La Quête du Temps 3 : Discordances – Extrait

Couverture de La Quête du Temps - Temps 3 : Discordances

EXTRAIT DE LA QUÊTE DU TEMPS – TEMPS 3 : DISCORDANCES

HANTÉ PAR UN VISAGE

Le regard de Tenikken glissa sur la berge couverte d’herbes hautes jaunies par le froid, les rochers larges et rebondis qui en émergeaient çà et là, et les arbres aux troncs noirs et à la ramure vert-gris qui les attendaient de l’autre côté du cours d’eau. Le paysage s’estompa, une brume blanchâtre envahit son champ de vision. Surpris, le jeune homme cligna des yeux à plusieurs reprises, mais rien n’y fit. Un visage apparut alors, le visage de la femme de ses songes. Il s’émerveilla comme chaque fois de la finesse de ses traits, de la teinte sombre de sa peau, de sa chevelure abondante… Son cœur s’emballa, puis plongea brusquement dans l’abîme lorsqu’il aperçut une larme perler au coin de l’œil noir comme la nuit et glisser lentement sur la joue si douce. Il déglutit péniblement. Il ne comprenait pas. Pourtant il sentait, oh oui ! il sentait qu’il aurait dû faire quelque chose… mais de quoi s’agissait-il ?

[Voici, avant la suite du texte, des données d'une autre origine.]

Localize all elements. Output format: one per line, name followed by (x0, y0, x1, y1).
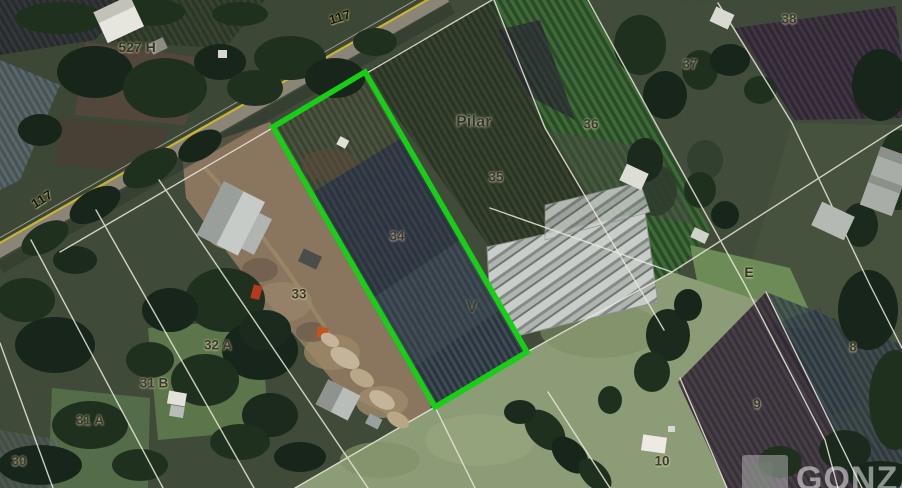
house-lot-10 (641, 434, 667, 453)
satellite-map[interactable]: 117527 H117Pilar3837363534V3332 A31 B31 … (0, 0, 902, 488)
satellite-imagery (0, 0, 902, 488)
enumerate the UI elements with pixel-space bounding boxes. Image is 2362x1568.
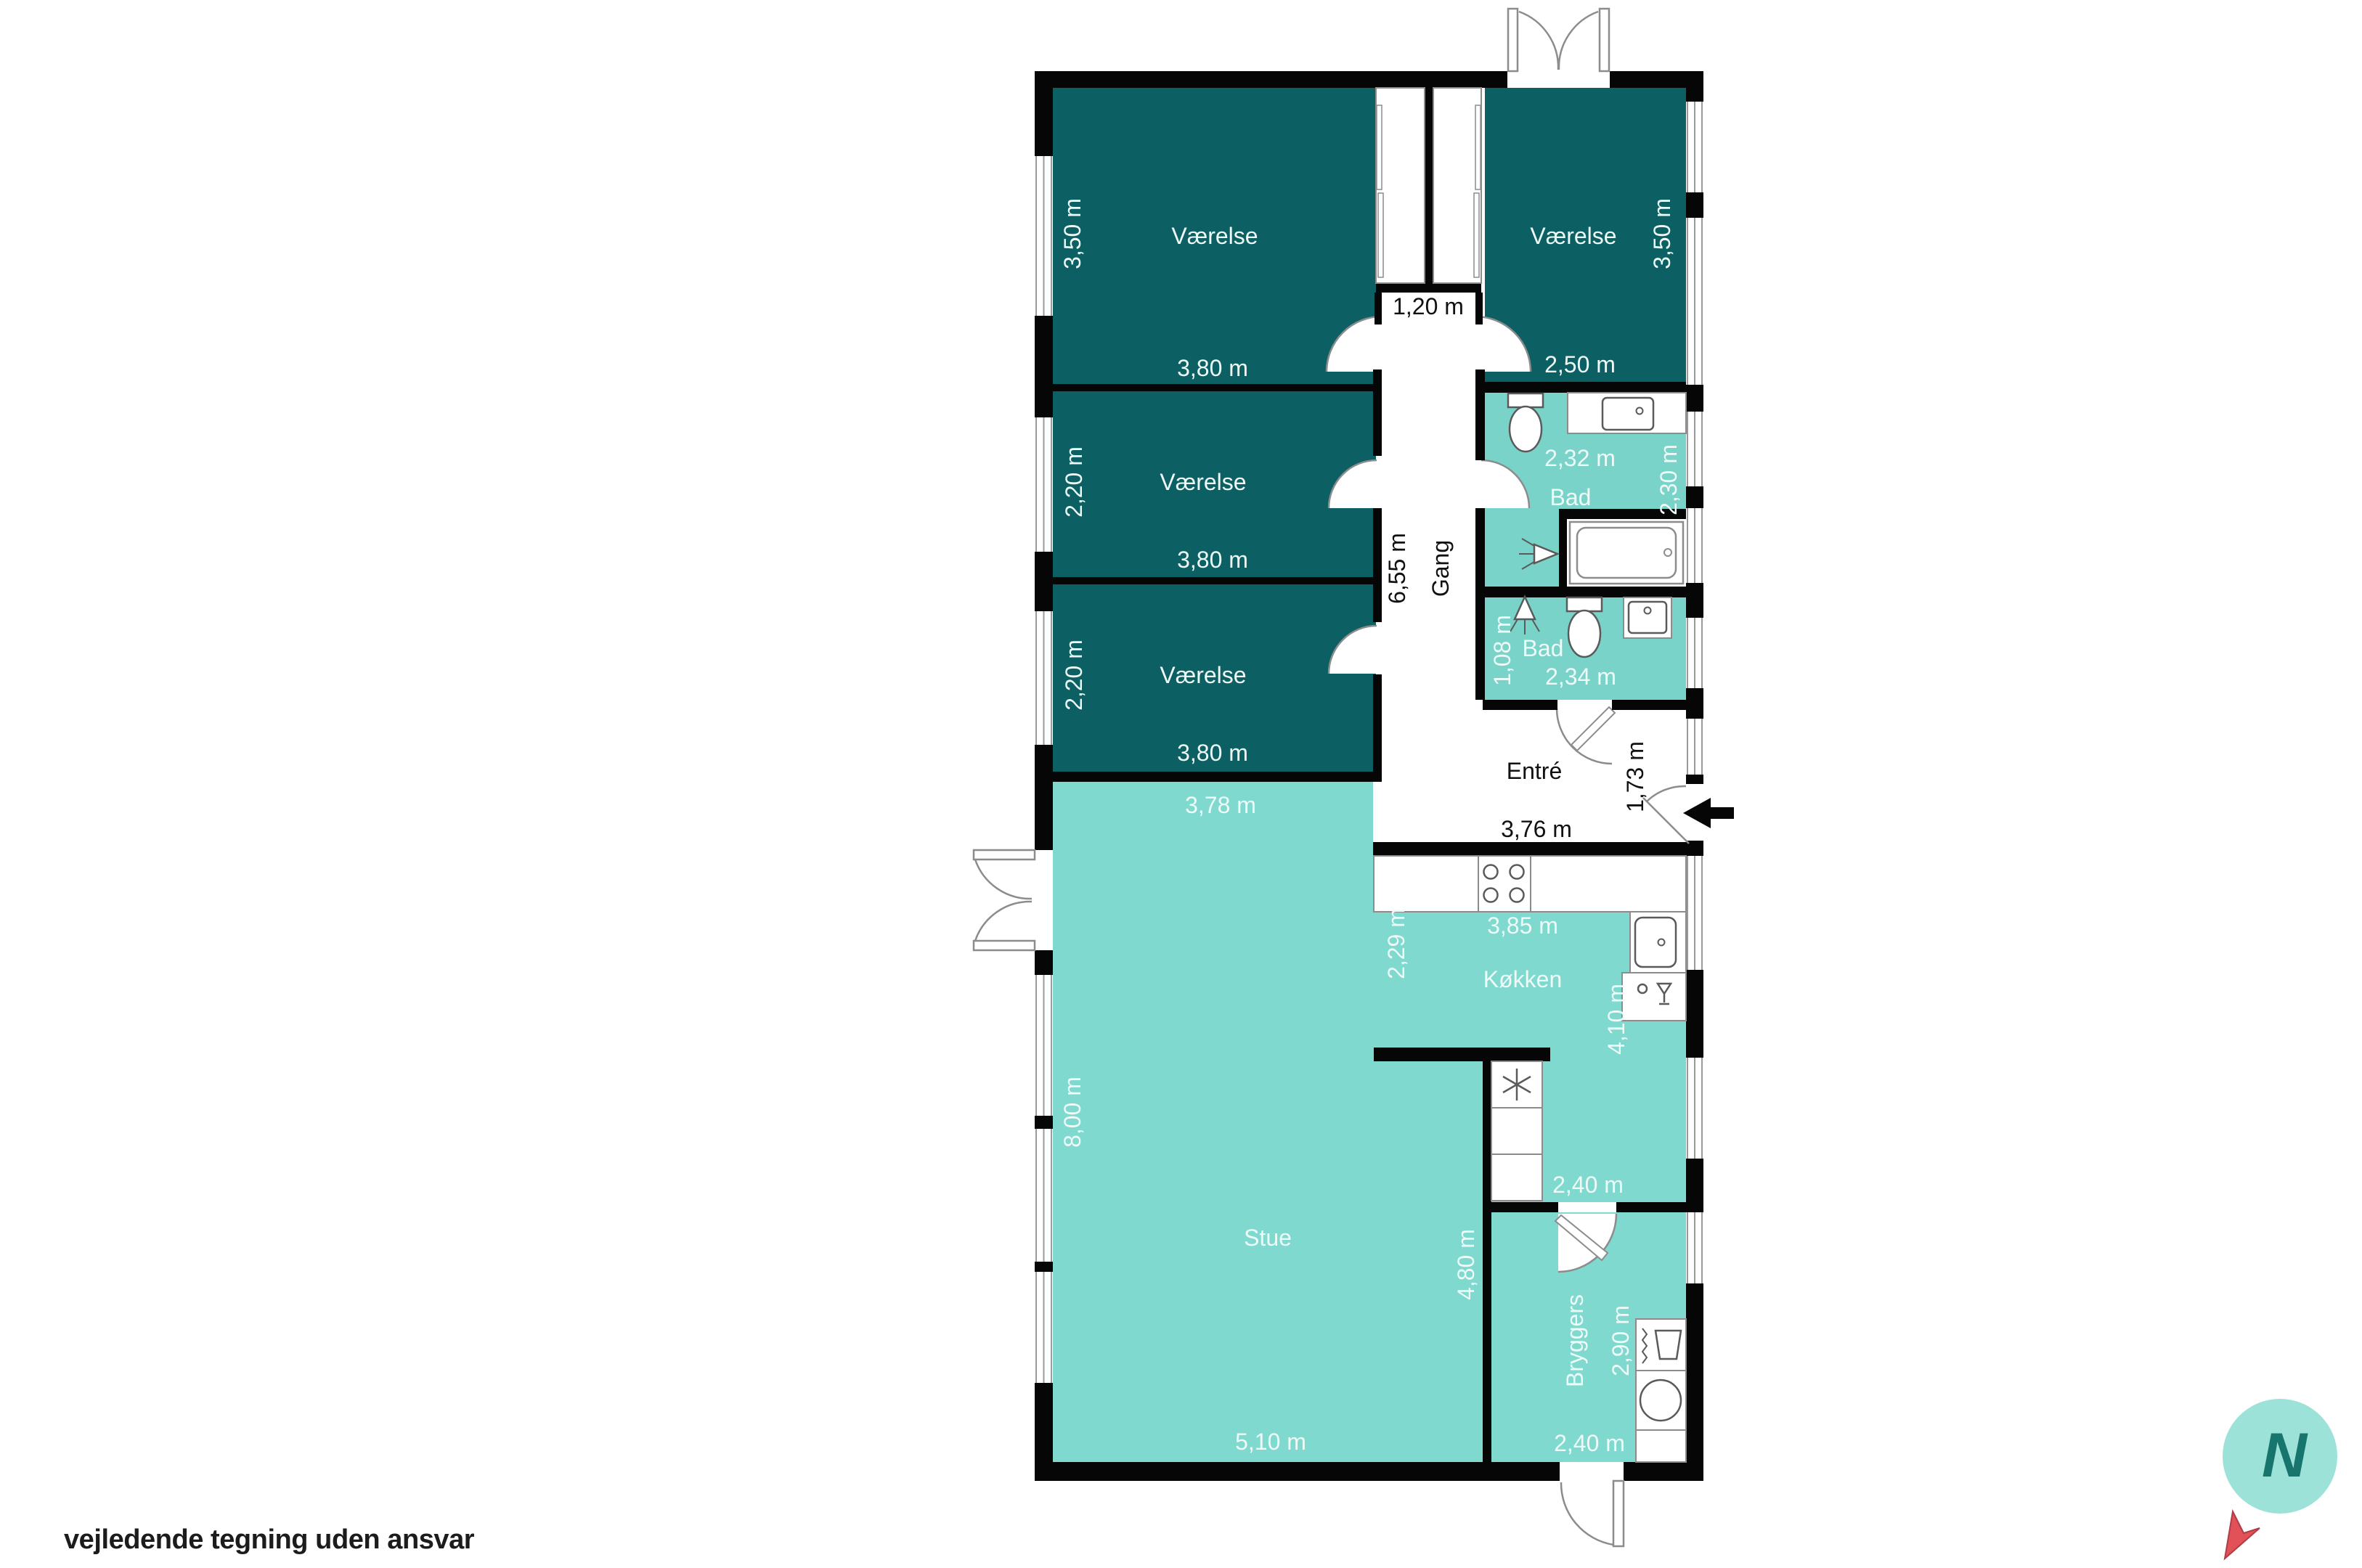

— Relève donc les pieds, Tenikken ! l’apostropha son cavalier en lui tapotant le genou droit.

Le visage aimé vola aussitôt en éclats, ainsi que le brouillard, et l’interpellé revint à la réalité. Les compagnons venaient de choisir le gué qui leur semblait le plus favorable et s’engageaient l’un après l’autre dans le courant. L’eau grise tourbillonnait autour d’eux, cherchant à les engloutir. Elle montait toujours, léchant à présent le ventre de leur cheval. Suivant le conseil de son guide, le Maître de Vie éloigna ses bottes de l’onde glacée.

Dans sa tête, une voix murmura soudain : « Il ne faut pas traverser. Reviens ! Reviens ! Tu dois rebrousser chemin ! » Le visage aux immenses yeux tristes s’imposa encore à lui. De nouvelles larmes s’échappèrent des prunelles de nuit, la voix reprit son injonction, plus pressante. Cette femme brune, il devait la retrouver ! Ce regard profondément affligé lui serrait trop le cœur. Incapable d’en supporter davantage, il se débattit brusquement pour se libérer. Déséquilibré, il bascula sur le côté, entraînant dans sa chute l’individu auquel il était rattaché. L’impétueux cours d’eau les accueillit avec avidité et les engloutit tous deux.

Le liquide glacé étouffa son cri en s’engouffrant dans sa bouche grande ouverte.